Deney düzeneği kurmadaki karşılaşılan zorluklar: Öğrenciler deneyleri kurarken

zorluk yaşadıklarını, özellikle kabloların bağlanışı konusunda sıkıntı yaşadıklarını ifade etmişlerdir. Bu konuda iki öğrenci görüşlerini şöyle ifade etmişlerdir:

“Kabloları deneyde kullanırken biraz zorlandım, sonra da işte öğrendim”(Öğrenci F).

“Devreye voltmetrenin paralel ya da ampermetrenin seri bağlanmasında zorlandım”(Öğrenci C).

Dikkat sorunu: Öğrenciler özellikle sınıf içi diyalog temelli etkinliklerde ve

laboratuarda ve sınıfta öğrenci mevcudunun fazla olmasından kaynaklı dikkat sorunu yaşadıklarını ifade etmişlerdir. Bu konuda bir öğrenci görüşlerini şöyle belirtmektedir:

“ Çünkü bu sınıf mevcudunda biraz zor oluyor yani şartlar falan, sınıfta çok ses var, gürültü. Mesela hocam sınıfı ikiye ayırdığımız zaman çok güzeldi, çok keyifliydi. O zaman onlarda bayağı iyiydi”(Öğrenci A).

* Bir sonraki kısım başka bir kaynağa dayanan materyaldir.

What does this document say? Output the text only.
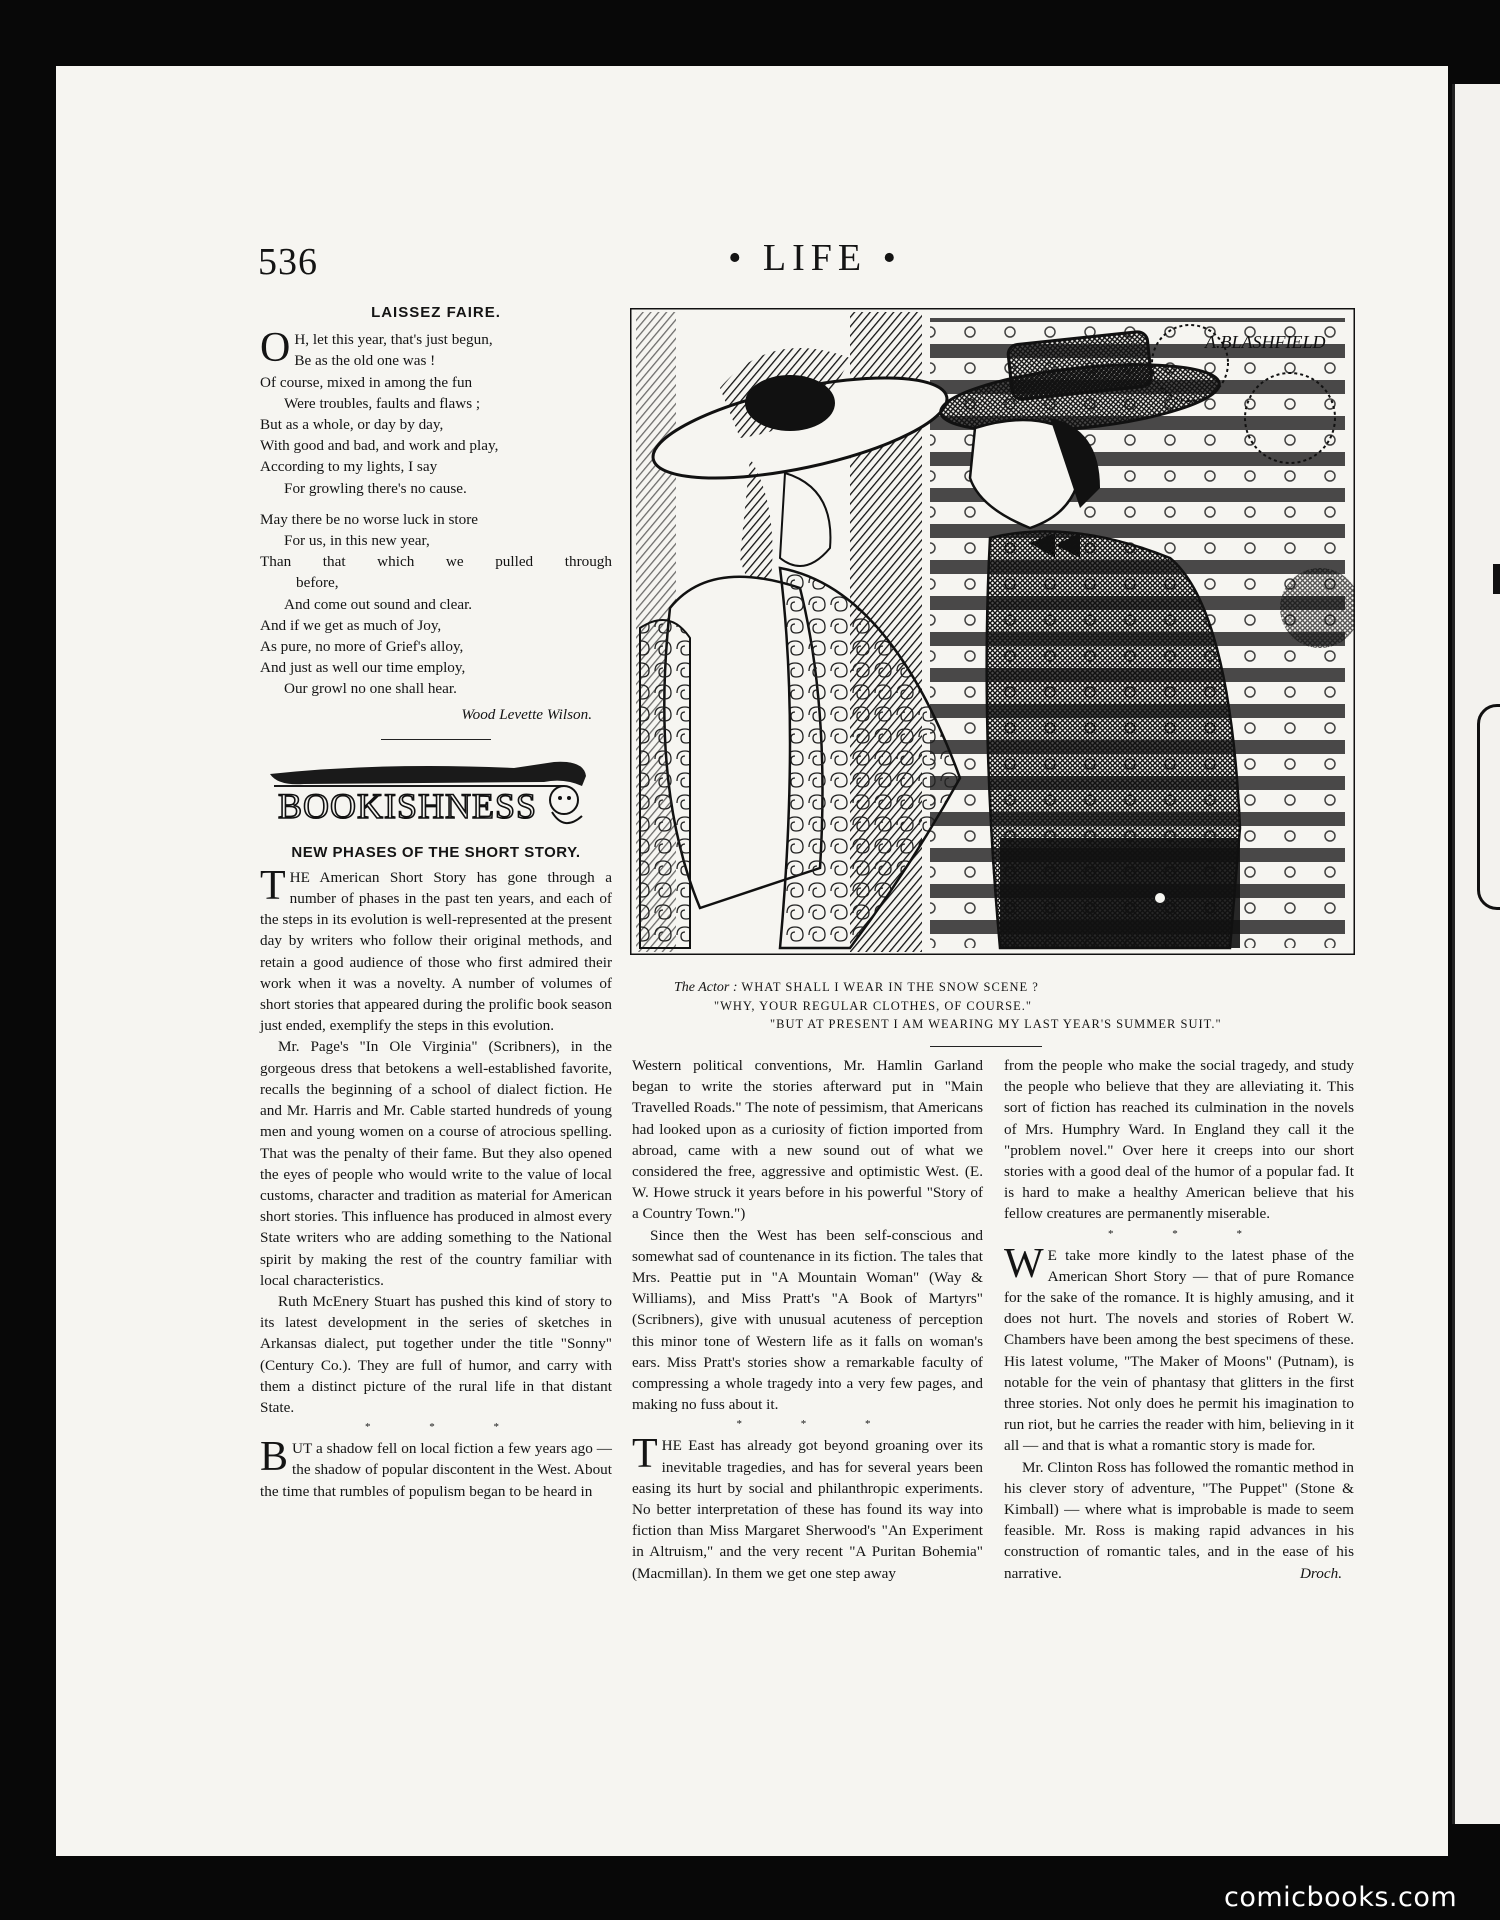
536	• LIFE •
LAISSEZ FAIRE.
O H, let this year, that's just begun,
Be as the old one was !
Of course, mixed in among the fun
Were troubles, faults and flaws ;
But as a whole, or day by day,
With good and bad, and work and play,
According to my lights, I say
For growling there's no cause.
May there be no worse luck in store
For us, in this new year,
Than that which we pulled through
before,
And come out sound and clear.
And if we get as much of Joy,
As pure, no more of Grief's alloy,
And just as well our time employ,
Our growl no one shall hear.
Wood Levette Wilson.
BOOKISHNESS
NEW PHASES OF THE SHORT STORY.

THE American Short Story has gone through a number of phases in the past ten years, and each of the steps in its evolution is well-represented at the present day by writers who follow their original methods, and retain a good audience of those who first admired their work when it was a novelty. A number of volumes of short stories that appeared during the prolific book season just ended, exemplify the steps in this evolution.

Mr. Page's "In Ole Virginia" (Scribners), in the gorgeous dress that betokens a well-established favorite, recalls the beginning of a school of dialect fiction. He and Mr. Harris and Mr. Cable started hundreds of young men and young women on a course of atrocious spelling. That was the penalty of their fame. But they also opened the eyes of people who would write to the value of local customs, character and tradition as material for American short stories. This influence has produced in almost every State writers who are adding something to the National spirit by making the rest of the country familiar with local characteristics.

Ruth McEnery Stuart has pushed this kind of story to its latest development in the series of sketches in Arkansas dialect, put together under the title "Sonny" (Century Co.). They are full of humor, and carry with them a distinct picture of the rural life in that distant State.

* * *

BUT a shadow fell on local fiction a few years ago — the shadow of popular discontent in the West. About the time that rumbles of populism began to be heard in

A.BLASHFIELD
The Actor : WHAT SHALL I WEAR IN THE SNOW SCENE ?
"WHY, YOUR REGULAR CLOTHES, OF COURSE."
"BUT AT PRESENT I AM WEARING MY LAST YEAR'S SUMMER SUIT."

Western political conventions, Mr. Hamlin Garland began to write the stories afterward put in "Main Travelled Roads." The note of pessimism, that Americans had looked upon as a curiosity of fiction imported from abroad, came with a new sound out of what we considered the free, aggressive and optimistic West. (E. W. Howe struck it years before in his powerful "Story of a Country Town.")

Since then the West has been self-conscious and somewhat sad of countenance in its fiction. The tales that Mrs. Peattie put in "A Mountain Woman" (Way & Williams), and Miss Pratt's "A Book of Martyrs" (Scribners), give with unusual acuteness of perception this minor tone of Western life as it falls on woman's ears. Miss Pratt's stories show a remarkable faculty of compressing a whole tragedy into a very few pages, and making no fuss about it.

* * *

THE East has already got beyond groaning over its inevitable tragedies, and has for several years been easing its hurt by social and philanthropic experiments. No better interpretation of these has found its way into fiction than Miss Margaret Sherwood's "An Experiment in Altruism," and the very recent "A Puritan Bohemia" (Macmillan). In them we get one step away

from the people who make the social tragedy, and study the people who believe that they are alleviating it. This sort of fiction has reached its culmination in the novels of Mrs. Humphry Ward. In England they call it the "problem novel." Over here it creeps into our short stories with a good deal of the humor of a popular fad. It is hard to make a healthy American believe that his fellow creatures are permanently miserable.

* * *

W E take more kindly to the latest phase of the American Short Story — that of pure Romance for the sake of the romance. It is highly amusing, and it does not hurt. The novels and stories of Robert W. Chambers have been among the best specimens of these. His latest volume, "The Maker of Moons" (Putnam), is notable for the vein of phantasy that glitters in the first three stories. Not only does he permit his imagination to run riot, but he carries the reader with him, believing in it all — and that is what a romantic story is made for.

Mr. Clinton Ross has followed the romantic method in his clever story of adventure, "The Puppet" (Stone & Kimball) — where what is improbable is made to seem feasible. Mr. Ross is making rapid advances in his construction of romantic tales, and in the ease of his narrative.	Droch.

comicbooks.com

Deneyimsizlik: Öğrencilerin bir kısmı uygulanan bu yöntemin yeni olduğunu, uyum

sorunu yaşadıklarını, bu yöntemin 9. sınıftan itibaren verilmesi gerektiğini ifade etmişlerdir. Bu konuda öğrenciler görüşlerini şöyle açıklamışlardır:

“Deneyimli değildik hiç, paralel bağlamayı, seri bağlamayı, hani daha önce hiç laboratuarda çalışmamıştık, tanımıyorduk, ilk defa laboratuar ortamına girdiğimiz için biraz sıkıntı yaşadık”(Öğrenci G).

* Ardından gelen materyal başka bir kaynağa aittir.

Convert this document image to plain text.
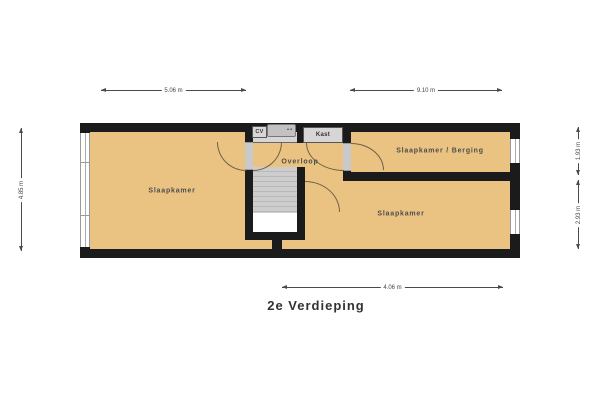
CV	• •
Kast
Slaapkamer
Overloop
Slaapkamer / Berging
Slaapkamer
5.06 m	9.10 m
4.06 m
4.85 m
1.93 m
2.93 m
2e Verdieping
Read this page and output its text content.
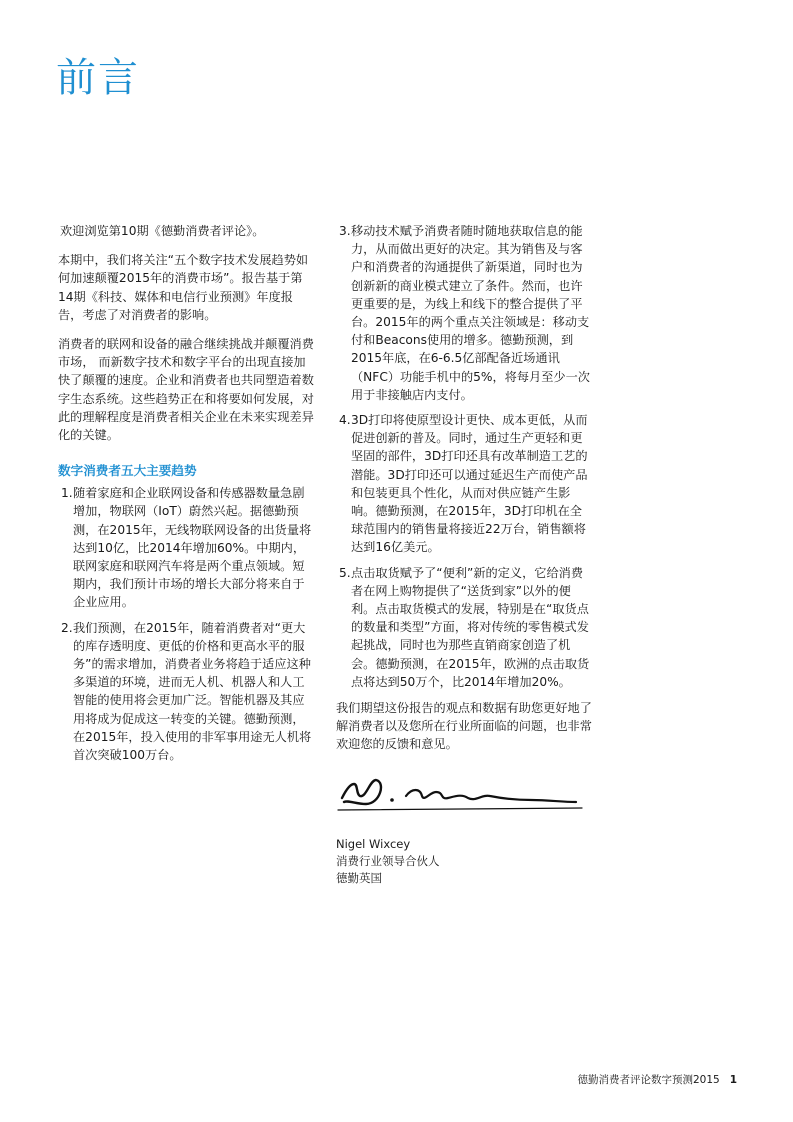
前言

欢迎浏览第10期《德勤消费者评论》。

本期中，我们将关注“五个数字技术发展趋势如何加速颠覆2015年的消费市场”。报告基于第14期《科技、媒体和电信行业预测》年度报告，考虑了对消费者的影响。

消费者的联网和设备的融合继续挑战并颠覆消费市场， 而新数字技术和数字平台的出现直接加快了颠覆的速度。企业和消费者也共同塑造着数字生态系统。这些趋势正在和将要如何发展，对此的理解程度是消费者相关企业在未来实现差异化的关键。

数字消费者五大主要趋势
1. 随着家庭和企业联网设备和传感器数量急剧增加，物联网（IoT）蔚然兴起。据德勤预测，在2015年，无线物联网设备的出货量将达到10亿，比2014年增加60%。中期内，联网家庭和联网汽车将是两个重点领域。短期内，我们预计市场的增长大部分将来自于企业应用。
2. 我们预测，在2015年，随着消费者对“更大的库存透明度、更低的价格和更高水平的服务”的需求增加，消费者业务将趋于适应这种多渠道的环境，进而无人机、机器人和人工智能的使用将会更加广泛。智能机器及其应用将成为促成这一转变的关键。德勤预测，在2015年，投入使用的非军事用途无人机将首次突破100万台。
3. 移动技术赋予消费者随时随地获取信息的能力，从而做出更好的决定。其为销售及与客户和消费者的沟通提供了新渠道，同时也为创新新的商业模式建立了条件。然而，也许更重要的是，为线上和线下的整合提供了平台。2015年的两个重点关注领域是：移动支付和Beacons使用的增多。德勤预测，到2015年底，在6-6.5亿部配备近场通讯（NFC）功能手机中的5%，将每月至少一次用于非接触店内支付。
4. 3D打印将使原型设计更快、成本更低，从而促进创新的普及。同时，通过生产更轻和更坚固的部件，3D打印还具有改革制造工艺的潜能。3D打印还可以通过延迟生产而使产品和包装更具个性化，从而对供应链产生影响。德勤预测，在2015年，3D打印机在全球范围内的销售量将接近22万台，销售额将达到16亿美元。
5. 点击取货赋予了“便利”新的定义，它给消费者在网上购物提供了“送货到家”以外的便利。点击取货模式的发展，特别是在“取货点的数量和类型”方面，将对传统的零售模式发起挑战，同时也为那些直销商家创造了机会。德勤预测，在2015年，欧洲的点击取货点将达到50万个，比2014年增加20%。

我们期望这份报告的观点和数据有助您更好地了解消费者以及您所在行业所面临的问题，也非常欢迎您的反馈和意见。

Nigel Wixcey
消费行业领导合伙人
德勤英国
德勤消费者评论数字预测2015 1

“Deneylerle ilk defa karşılaşıyorduk hocam. Deneylerin nasıl bağlanması, nasıl yapılması gerektiğini, biraz uzun zamanda öğrendik gerçekten. İşte böyle zorluklarla karşılaştık. Evet” (Öğrenci H).

Sunum aşaması: Öğrencilerin önemli bir kesimi proje tabanlı öğrenme kapsamındaki

etkinliklerden olan sunum aşamasında zorlandıklarını ifade etmişlerdir. Bu konuda bir öğrenci görüşlerini şöyle dile getirmiştir:

“Sunum anında biraz heyecanlandım hocam, ilk defa bir sunum yapıyordum, o yüzden biraz zor oldu benim için”(Öğrenci K).

Simülasyon-animasyonlar: Öğrenciler simülasyon ve animasyonlarla ilk defa

karşılaştığını ve bunlardan oldukça hoşlandıklarını ifade etmişlerdir. Bu konuda iki öğrenci görüşlerini şöyle belirtmektedir:

“ Slayt hocam. Slaytlar çok hoşuma gitti”(Öğrenci E).

“Bilgisayarda gösterdiğiniz simülasyonlar ve animasyonları sevdim hocam”(Öğrenci C).

Diyalog: Öğrencilerin bir kısmı sınıf içinde söz almaktan fikrini dile getirmekten

hoşlandığını dile getirmiştir. Bu konuda bir öğrenci görüşlerini şöyle belirtmektedir: “Sınıfta konuşmak hocam, arkadaşlarla bir şeyleri tartışmak çok güzeldi”(Öğrenci J).

Deney sonucunu başarılı bir şekilde elde etme: Öğrencilerin büyük çoğunluğu

deneylerinde başarılı olmanın onları olumlu anlamda çok etkilediğini ifade etmişlerdir. Bu konuda bir öğrenci bu konudaki görüşlerini şöyle belirtmektedir:

“Deneyinizin sonuç verdiğini görmek beni çok mutlu etti. Hem lamba yandığı zaman çok mutlu olduk”(Öğrenci A).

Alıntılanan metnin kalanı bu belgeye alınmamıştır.